A range of adverse health outcomes that come with food insecurity includes high blood pressure, diabetes and mental illness. Children, whose brains are developing, are particularly vulnerable to long-term impacts.
“Having enough nutritious food every day is an essential part of health and well-being,” Susan Gale Perry, the Chief Deputy Secretary for Opportunity and Well-Being in the state Department of Health and Human Services, said in a statement announcing the SNAP subsidy increase. “Too many of our fellow North Carolinians suffer from food insecurity. This will help hundreds of thousands of North Carolina families — many with young children — keep nutritious food on the table.”
Trying to eat halal
Ahmady came to the United States from Kabul, Afghanistan in 2003 on a K-1 visa that allowed her, the fiancee of an American citizen, to enter the country.
As a Muslim, Ahmady tries to provide her children with halal food, adhering to Islamic law as defined in the Koran, as often as possible. She uses an app to scan food barcodes to find out whether products such as cookies, cakes, chocolates and other sweets contain vanilla extract or gelatin, which are not halal.
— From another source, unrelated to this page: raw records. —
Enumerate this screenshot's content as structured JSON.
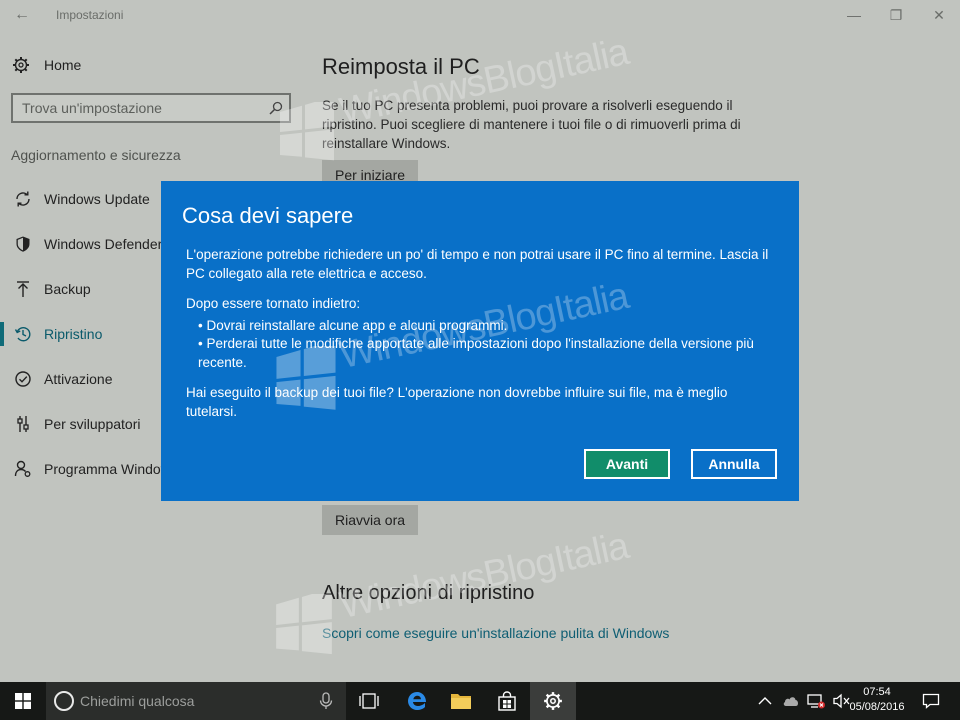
{
  "window": {
    "title": "Impostazioni"
  },
  "sidebar": {
    "home_label": "Home",
    "search_placeholder": "Trova un'impostazione",
    "section_label": "Aggiornamento e sicurezza",
    "items": [
      {
        "label": "Windows Update",
        "icon": "sync-icon"
      },
      {
        "label": "Windows Defender",
        "icon": "shield-icon"
      },
      {
        "label": "Backup",
        "icon": "upload-arrow-icon"
      },
      {
        "label": "Ripristino",
        "icon": "history-icon",
        "active": true
      },
      {
        "label": "Attivazione",
        "icon": "check-circle-icon"
      },
      {
        "label": "Per sviluppatori",
        "icon": "sliders-icon"
      },
      {
        "label": "Programma Windows Insider",
        "icon": "person-icon"
      }
    ]
  },
  "main": {
    "reset_title": "Reimposta il PC",
    "reset_text": "Se il tuo PC presenta problemi, puoi provare a risolverli eseguendo il ripristino. Puoi scegliere di mantenere i tuoi file o di rimuoverli prima di reinstallare Windows.",
    "start_button": "Per iniziare",
    "restart_button": "Riavvia ora",
    "more_title": "Altre opzioni di ripristino",
    "clean_install_link": "Scopri come eseguire un'installazione pulita di Windows"
  },
  "dialog": {
    "title": "Cosa devi sapere",
    "para1": "L'operazione potrebbe richiedere un po' di tempo e non potrai usare il PC fino al termine. Lascia il PC collegato alla rete elettrica e acceso.",
    "para2_intro": "Dopo essere tornato indietro:",
    "bullet1": "• Dovrai reinstallare alcune app e alcuni programmi.",
    "bullet2": "• Perderai tutte le modifiche apportate alle impostazioni dopo l'installazione della versione più recente.",
    "para3": "Hai eseguito il backup dei tuoi file? L'operazione non dovrebbe influire sui file, ma è meglio tutelarsi.",
    "ok_button": "Avanti",
    "cancel_button": "Annulla"
  },
  "watermark": {
    "text": "WindowsBlogItalia"
  },
  "taskbar": {
    "search_placeholder": "Chiedimi qualcosa",
    "time": "07:54",
    "date": "05/08/2016"
  },
  "colors": {
    "dialog_bg": "#0970c8",
    "primary_button": "#118d6a",
    "accent": "#0f6b78",
    "taskbar": "#161816"
  }
}
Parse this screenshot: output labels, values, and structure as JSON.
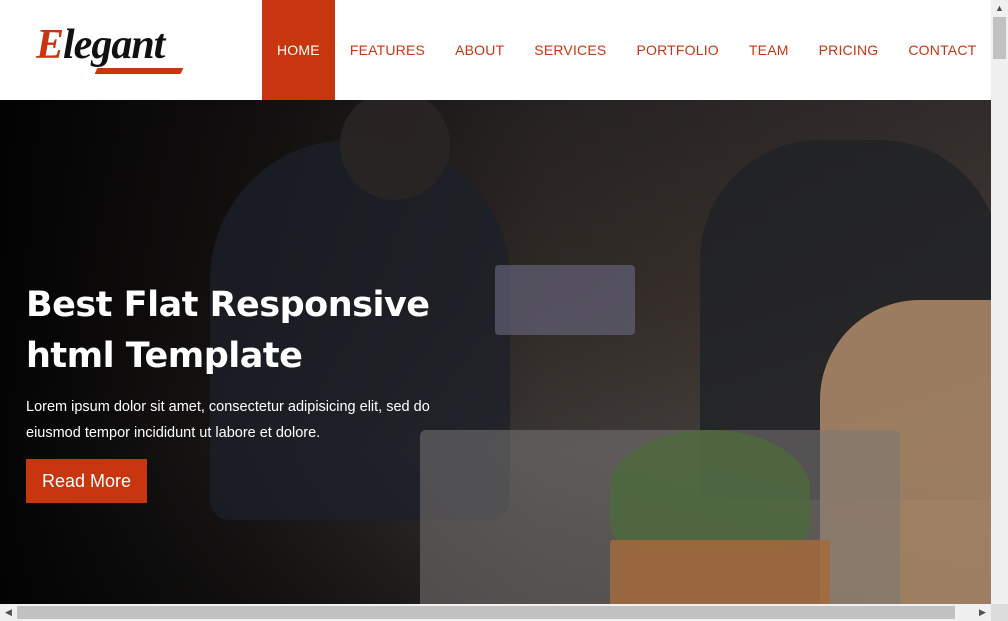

In Raleigh, Ahmady says, there are stores that sell halal meat from animals that have been slaughtered and processed in the Islamic tradition, but that meat can cost several more dollars per pound than non-halal meat.
Ahmady buys fresh fruits and vegetables from ALDI, a grocery store within walking distance from her house, but for other food such as rice, bread and cooking oil she shops at BJ’s Wholesale Club.
Like many households, though, Ahmady said hers has felt the pinch of rising food prices during the pandemic.
“I do food shopping twice a week and every time I spend $90 to $100, which is upsetting for me,” Ahmady said. “I wish I could cook meat every day but I can only afford once or twice a week for my family.”
Cost of eating healthy
Lindsey Haynes-Maslow, an associate professor and extension specialist in the Department of Agricultural and Human Sciences at N.C. State University worked with an economist in 2017 to measure the cost of consuming a MyPlate diet as the U.S. Department of Agriculture recommends for healthy eating on a SNAP budget.
In an article co-written by Haynes-Maslow and Kranti Mulik, an economist now at the federal Department of Agriculture, the researchers issued the following conclusion: “The monetary amount of Supplemental Nutrition Assistance Program benefits may be insufficient to support a healthy diet recommended by federal nutrition guidelines.”
They determined that SNAP “is effective at reducing food insecurity while also improving child and adult health outcomes.”
“Unfortunately, many families receiving SNAP still report signiﬁcant ﬁnancial barriers to purchasing healthy food with their beneﬁts,” the authors wrote in their article that appeared in the Journal of Nutrition Education and Behavior.
In a recent interview, Haynes-Maslow said it was too soon to know whether the recent monthly funding increases would help SNAP participants routinely put healthier meals on the table, but previous research shows this is a promising strategy.
Nonetheless, she says many families often find themselves being forced to decide whether to stock up on the least expensive foods despite their nutritional value so other bills can be paid.
“Unfortunately, these types of decisions are not uncommon with low-income families,” Haynes-Maslow said. “People often must choose between paying for food or paying other bills, such as rent, utilities, car payments and health care.”